Morta Jonynaité is a textile artist from Vilnius who will exhibit her beautiful, fragile textiles exhibition ‘Never Drying Towels’ in St. Columb’s Hall, a former, popular entertainment venue for the hundreds of Derry’s Factory Girls.
‘Never Drying Towels’ is a series of hand-woven towels inspired by Lithuanian folk traditions. In the past, towels on hand-carved towel racks were representative of the family – the piece of fabric, which came with the bride’s dowry, was like an altar piece, reflecting the sacred nature of marriage. Nowadays, it would be farfetched to relate a towel drying on a ladder heater to anything other than its primary function, i.e. the constant cycle of wiping and drying. The notion of the family is also changing: it is no longer a silent, finite fabric but a constantly evolving, fluid organism.
This exhibition forms part of The Sixteen Nations, which celebrates female creativity, and the YESHub at St. Columb’s Hall will be open from 10am – 6pm daily.
YES takes place in Derry~Londonderry and north Donegal from 13-16 June. It is the culmination of ULYSSES European Odyssey, an unprecedented international project supported with funding through Creative Europe that since 2022 has seen partners in 18 cities across Europe take Joyce’s novel as the starting point to explore contemporary issues, from migration to the environment and disability to global data.
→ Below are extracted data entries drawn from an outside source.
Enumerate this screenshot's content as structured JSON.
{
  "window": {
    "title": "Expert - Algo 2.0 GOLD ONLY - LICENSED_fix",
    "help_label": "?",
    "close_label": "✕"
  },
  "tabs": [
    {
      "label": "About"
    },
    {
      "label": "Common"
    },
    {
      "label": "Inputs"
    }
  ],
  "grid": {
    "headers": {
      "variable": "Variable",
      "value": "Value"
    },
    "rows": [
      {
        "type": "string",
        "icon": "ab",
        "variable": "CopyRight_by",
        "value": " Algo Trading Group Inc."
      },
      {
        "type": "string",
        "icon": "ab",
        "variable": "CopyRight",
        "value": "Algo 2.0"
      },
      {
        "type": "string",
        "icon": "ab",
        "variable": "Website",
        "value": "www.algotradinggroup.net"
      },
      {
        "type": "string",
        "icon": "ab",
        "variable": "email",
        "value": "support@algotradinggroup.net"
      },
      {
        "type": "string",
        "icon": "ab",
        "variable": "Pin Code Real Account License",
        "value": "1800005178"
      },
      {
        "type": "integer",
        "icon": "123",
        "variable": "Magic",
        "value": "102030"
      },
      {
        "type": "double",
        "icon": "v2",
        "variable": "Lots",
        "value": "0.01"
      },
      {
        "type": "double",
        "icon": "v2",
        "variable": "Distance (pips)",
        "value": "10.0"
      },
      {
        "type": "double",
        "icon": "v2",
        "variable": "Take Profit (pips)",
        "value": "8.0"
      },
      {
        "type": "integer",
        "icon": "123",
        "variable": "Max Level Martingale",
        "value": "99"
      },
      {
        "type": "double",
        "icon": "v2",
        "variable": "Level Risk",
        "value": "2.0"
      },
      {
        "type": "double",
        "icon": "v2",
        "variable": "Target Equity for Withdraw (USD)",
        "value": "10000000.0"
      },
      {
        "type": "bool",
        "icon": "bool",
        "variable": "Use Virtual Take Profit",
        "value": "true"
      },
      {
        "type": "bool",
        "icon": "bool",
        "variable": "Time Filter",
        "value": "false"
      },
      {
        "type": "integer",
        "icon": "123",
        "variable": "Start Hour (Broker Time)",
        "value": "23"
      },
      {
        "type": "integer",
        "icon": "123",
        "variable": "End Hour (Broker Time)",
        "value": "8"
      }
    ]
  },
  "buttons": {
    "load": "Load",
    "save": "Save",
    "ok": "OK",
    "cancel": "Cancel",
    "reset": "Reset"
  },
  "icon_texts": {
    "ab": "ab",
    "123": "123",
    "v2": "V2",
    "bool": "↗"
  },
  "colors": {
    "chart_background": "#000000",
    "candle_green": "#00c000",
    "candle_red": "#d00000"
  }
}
Women artists from cities involved in ULYSSES European Odyssey will travel to Ireland for YES to present work in venues and public spaces across Derry~Donegal. The programme will include theatre, dance, visual arts, installations, film, writing, photography, textiles, circus, music, rap and song.
At a time when more is being written about both Joyce’s wife Nora Barnacle and Molly Bloom, YES and its theme The Future: A Female Vision invite audiences to think about the role of women in the writer’s life and work, and more widely, in society, in art, in business, in politics, as thinkers, as creatives, as leaders.